The UC approval is supported by data from the pivotal, ongoing Phase 2b/3 QUASAR study evaluating the efficacy and safety of TREMFYA in adult patients with moderately to severely active UC who experienced an inadequate response or who demonstrate intolerance to conventional therapy, other biologics and/or JAK inhibitors.

"There is a significant need for new UC therapies that offer meaningful improvements in symptoms and the promise of remission, both overall clinical remission as well as delivering visible healing of the colon through endoscopic remission," said Christopher Gasink, MD, Vice President, Medical Affairs, Gastroenterology & Autoantibody, Johnson & Johnson Innovative Medicine.

"In the QUASAR clinical program, TREMFYA demonstrated high reported rates of endoscopic remission at one year of treatment, continuing to raise the bar for efficacy in the treatment of this inflammatory bowel disease," Gasink added.
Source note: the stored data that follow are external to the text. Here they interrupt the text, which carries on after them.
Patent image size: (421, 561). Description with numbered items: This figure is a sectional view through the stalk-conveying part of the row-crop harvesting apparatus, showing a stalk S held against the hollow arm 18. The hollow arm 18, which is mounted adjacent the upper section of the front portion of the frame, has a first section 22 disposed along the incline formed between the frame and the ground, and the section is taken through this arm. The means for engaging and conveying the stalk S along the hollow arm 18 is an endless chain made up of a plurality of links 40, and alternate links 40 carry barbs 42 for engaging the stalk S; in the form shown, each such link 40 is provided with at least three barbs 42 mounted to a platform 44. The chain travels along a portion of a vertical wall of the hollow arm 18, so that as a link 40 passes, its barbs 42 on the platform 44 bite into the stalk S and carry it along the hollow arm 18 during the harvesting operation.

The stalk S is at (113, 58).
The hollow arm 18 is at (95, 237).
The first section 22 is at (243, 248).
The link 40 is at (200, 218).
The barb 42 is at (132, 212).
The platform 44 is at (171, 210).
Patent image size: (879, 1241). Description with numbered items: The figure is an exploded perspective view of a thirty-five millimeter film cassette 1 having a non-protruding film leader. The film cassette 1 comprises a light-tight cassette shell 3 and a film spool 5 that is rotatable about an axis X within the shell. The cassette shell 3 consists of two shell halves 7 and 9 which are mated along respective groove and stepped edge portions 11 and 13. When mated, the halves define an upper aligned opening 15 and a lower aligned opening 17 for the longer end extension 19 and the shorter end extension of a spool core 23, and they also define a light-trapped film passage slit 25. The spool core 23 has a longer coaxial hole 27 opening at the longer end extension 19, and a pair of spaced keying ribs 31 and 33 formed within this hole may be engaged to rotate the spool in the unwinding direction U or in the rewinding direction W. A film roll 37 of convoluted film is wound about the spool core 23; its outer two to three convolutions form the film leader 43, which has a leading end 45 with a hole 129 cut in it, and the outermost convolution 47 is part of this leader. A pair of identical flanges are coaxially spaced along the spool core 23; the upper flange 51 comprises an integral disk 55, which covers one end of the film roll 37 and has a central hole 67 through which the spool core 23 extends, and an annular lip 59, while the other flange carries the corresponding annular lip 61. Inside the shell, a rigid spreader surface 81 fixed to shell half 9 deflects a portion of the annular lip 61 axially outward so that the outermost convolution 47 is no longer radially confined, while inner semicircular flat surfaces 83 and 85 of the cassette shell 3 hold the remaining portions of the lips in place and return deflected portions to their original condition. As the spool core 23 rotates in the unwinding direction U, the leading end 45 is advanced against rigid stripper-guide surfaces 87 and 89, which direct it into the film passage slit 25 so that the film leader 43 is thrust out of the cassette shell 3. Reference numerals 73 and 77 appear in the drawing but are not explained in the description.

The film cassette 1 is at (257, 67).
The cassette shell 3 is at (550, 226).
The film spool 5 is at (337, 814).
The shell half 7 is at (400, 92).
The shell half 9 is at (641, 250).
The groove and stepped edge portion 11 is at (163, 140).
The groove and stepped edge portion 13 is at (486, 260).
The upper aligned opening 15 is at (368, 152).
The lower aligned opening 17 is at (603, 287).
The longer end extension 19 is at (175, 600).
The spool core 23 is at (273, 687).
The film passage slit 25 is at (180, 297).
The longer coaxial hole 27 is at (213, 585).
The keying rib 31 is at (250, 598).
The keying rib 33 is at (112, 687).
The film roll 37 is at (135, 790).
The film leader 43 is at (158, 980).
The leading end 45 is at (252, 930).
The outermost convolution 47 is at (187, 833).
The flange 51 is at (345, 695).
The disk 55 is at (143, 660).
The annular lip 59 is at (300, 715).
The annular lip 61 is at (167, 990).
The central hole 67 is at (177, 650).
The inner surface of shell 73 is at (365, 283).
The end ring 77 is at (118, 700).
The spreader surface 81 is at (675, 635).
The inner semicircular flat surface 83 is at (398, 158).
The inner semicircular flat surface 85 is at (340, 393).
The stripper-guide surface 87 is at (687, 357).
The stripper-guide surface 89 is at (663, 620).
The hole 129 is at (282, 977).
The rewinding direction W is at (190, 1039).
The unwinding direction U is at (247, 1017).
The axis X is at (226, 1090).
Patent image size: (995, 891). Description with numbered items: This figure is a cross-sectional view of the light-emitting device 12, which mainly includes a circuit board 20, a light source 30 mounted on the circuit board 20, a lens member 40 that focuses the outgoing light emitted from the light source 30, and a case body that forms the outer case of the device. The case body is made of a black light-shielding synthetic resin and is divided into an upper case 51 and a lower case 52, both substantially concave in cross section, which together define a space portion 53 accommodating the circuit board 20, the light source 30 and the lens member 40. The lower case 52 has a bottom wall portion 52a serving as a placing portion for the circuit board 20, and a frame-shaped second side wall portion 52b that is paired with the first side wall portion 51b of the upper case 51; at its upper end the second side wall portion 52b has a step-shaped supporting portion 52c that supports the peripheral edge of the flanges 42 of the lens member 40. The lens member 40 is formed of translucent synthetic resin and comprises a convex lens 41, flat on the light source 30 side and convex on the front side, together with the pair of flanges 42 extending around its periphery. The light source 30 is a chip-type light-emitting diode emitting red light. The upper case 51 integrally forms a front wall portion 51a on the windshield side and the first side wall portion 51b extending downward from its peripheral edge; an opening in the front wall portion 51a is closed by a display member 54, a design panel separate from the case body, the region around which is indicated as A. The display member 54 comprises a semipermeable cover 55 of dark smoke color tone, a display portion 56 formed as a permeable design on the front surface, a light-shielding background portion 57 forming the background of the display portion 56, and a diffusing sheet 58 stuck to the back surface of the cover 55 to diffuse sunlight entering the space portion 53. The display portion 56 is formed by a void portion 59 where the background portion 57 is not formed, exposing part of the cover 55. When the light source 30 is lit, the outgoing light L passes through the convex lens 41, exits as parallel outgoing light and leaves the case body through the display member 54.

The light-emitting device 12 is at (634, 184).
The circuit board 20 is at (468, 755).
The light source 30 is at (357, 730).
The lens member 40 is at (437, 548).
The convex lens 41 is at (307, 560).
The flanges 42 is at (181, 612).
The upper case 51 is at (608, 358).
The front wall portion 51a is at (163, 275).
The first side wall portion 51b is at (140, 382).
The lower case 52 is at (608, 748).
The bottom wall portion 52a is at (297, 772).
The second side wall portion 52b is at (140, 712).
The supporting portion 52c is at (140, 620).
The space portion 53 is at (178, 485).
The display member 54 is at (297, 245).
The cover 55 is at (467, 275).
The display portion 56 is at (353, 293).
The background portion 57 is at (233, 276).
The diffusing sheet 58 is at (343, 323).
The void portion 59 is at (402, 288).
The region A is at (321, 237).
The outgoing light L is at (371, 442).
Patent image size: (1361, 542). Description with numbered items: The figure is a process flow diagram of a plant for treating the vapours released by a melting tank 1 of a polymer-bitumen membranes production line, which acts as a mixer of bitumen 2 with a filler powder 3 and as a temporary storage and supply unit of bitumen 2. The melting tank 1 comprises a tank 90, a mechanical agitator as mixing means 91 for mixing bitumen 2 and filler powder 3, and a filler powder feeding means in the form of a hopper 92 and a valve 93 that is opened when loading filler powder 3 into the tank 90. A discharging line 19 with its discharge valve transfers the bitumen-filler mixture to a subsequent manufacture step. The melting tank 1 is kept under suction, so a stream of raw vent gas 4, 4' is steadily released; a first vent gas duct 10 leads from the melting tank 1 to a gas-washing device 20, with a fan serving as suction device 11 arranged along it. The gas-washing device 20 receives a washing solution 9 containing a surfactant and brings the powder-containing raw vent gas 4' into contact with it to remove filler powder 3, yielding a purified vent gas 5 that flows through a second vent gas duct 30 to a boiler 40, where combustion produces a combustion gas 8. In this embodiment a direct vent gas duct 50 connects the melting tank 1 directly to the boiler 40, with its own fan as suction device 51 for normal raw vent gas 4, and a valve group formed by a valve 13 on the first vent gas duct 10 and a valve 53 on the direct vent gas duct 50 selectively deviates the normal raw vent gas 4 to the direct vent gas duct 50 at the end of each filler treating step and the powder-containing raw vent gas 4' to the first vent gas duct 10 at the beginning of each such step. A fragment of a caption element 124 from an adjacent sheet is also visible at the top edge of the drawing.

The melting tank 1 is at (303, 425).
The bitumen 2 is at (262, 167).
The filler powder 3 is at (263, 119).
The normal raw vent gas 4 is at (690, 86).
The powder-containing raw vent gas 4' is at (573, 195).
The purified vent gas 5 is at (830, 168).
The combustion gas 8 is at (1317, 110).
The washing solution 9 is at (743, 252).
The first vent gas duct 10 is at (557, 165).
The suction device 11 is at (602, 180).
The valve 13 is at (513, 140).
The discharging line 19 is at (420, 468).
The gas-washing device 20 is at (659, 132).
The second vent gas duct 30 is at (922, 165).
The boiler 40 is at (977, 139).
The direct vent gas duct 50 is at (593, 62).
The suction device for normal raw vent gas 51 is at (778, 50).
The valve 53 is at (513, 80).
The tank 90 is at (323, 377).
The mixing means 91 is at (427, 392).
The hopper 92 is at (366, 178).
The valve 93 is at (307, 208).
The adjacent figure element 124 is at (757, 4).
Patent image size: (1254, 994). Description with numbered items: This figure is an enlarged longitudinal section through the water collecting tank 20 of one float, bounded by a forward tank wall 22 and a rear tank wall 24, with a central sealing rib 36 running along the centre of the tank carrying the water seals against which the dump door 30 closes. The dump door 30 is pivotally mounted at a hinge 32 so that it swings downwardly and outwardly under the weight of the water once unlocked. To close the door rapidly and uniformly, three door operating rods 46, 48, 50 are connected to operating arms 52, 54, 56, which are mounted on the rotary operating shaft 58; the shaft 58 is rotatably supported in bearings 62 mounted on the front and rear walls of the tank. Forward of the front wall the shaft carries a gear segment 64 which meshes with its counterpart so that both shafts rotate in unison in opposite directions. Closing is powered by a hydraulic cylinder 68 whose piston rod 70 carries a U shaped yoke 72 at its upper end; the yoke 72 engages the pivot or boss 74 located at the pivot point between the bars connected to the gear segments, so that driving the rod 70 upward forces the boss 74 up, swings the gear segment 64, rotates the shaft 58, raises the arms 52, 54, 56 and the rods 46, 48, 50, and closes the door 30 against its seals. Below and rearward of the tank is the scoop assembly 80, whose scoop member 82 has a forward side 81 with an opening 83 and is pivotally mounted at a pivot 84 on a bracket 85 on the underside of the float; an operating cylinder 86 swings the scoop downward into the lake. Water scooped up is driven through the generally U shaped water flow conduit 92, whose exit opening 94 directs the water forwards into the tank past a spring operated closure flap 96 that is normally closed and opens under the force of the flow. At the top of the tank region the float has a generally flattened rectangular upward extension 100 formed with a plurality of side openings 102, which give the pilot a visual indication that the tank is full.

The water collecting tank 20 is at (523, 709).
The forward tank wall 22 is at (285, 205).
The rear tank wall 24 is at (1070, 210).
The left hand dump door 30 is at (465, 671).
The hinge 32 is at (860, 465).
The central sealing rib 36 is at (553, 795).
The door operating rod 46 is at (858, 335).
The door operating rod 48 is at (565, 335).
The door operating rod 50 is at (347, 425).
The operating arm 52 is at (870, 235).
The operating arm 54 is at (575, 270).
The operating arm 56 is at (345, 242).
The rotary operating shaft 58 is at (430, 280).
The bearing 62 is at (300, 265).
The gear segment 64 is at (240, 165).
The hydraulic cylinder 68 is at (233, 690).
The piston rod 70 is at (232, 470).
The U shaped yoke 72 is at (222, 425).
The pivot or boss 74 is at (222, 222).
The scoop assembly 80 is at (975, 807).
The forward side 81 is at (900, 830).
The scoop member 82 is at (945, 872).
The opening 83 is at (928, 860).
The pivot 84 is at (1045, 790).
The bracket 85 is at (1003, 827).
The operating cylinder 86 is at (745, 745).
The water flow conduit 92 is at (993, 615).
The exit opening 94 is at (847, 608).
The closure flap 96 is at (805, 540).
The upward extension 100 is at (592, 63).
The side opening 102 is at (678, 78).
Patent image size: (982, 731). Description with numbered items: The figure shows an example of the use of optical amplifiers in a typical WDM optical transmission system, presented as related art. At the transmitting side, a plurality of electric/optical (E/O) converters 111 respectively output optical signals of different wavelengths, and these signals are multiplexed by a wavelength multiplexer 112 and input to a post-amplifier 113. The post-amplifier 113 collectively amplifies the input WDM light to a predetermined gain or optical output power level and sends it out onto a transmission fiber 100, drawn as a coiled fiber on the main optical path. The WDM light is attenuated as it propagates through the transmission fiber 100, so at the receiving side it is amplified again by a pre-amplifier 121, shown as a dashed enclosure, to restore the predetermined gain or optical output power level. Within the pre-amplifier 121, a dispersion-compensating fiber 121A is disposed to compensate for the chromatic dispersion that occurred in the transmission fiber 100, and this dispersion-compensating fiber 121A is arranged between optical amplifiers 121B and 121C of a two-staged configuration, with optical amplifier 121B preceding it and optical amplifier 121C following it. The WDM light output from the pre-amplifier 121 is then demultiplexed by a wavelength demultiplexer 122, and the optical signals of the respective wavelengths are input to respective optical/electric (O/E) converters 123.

For the treatment of UC, TREMFYA is administered as a 200 mg induction dose intravenously at weeks zero, four and eight by a healthcare professional. The recommended maintenance dosage is 100 mg administered by SC injection at week 16, and every 8 weeks thereafter, or 200 mg administered by SC injection at week 12, and every 4 weeks thereafter. The SC maintenance dose can be self-administered by the patient or administered by a caregiver using TREMFYA after proper training. Use the lowest effective recommended dosage to maintain therapeutic response.

The QUASAR results reinforced the well-established safety profile of TREMFYA including in the treatment of patients with UC. This FDA approval marks the third indication approved for TREMFYA, which builds on Johnson & Johnson's nearly 30-year legacy of immunology innovation.

TREMFYA first received approval in the US in July 2017 for the treatment of adult patients with moderate-to-severe plaque psoriasis and received subsequent approval for adults with active psoriatic arthritis in July 2020.

In June 2024, Johnson & Johnson submitted a supplemental Biologics License Application (sBLA) to the FDA seeking approval of TREMFYA for the treatment of adult patients with moderately to severely active Crohn's disease.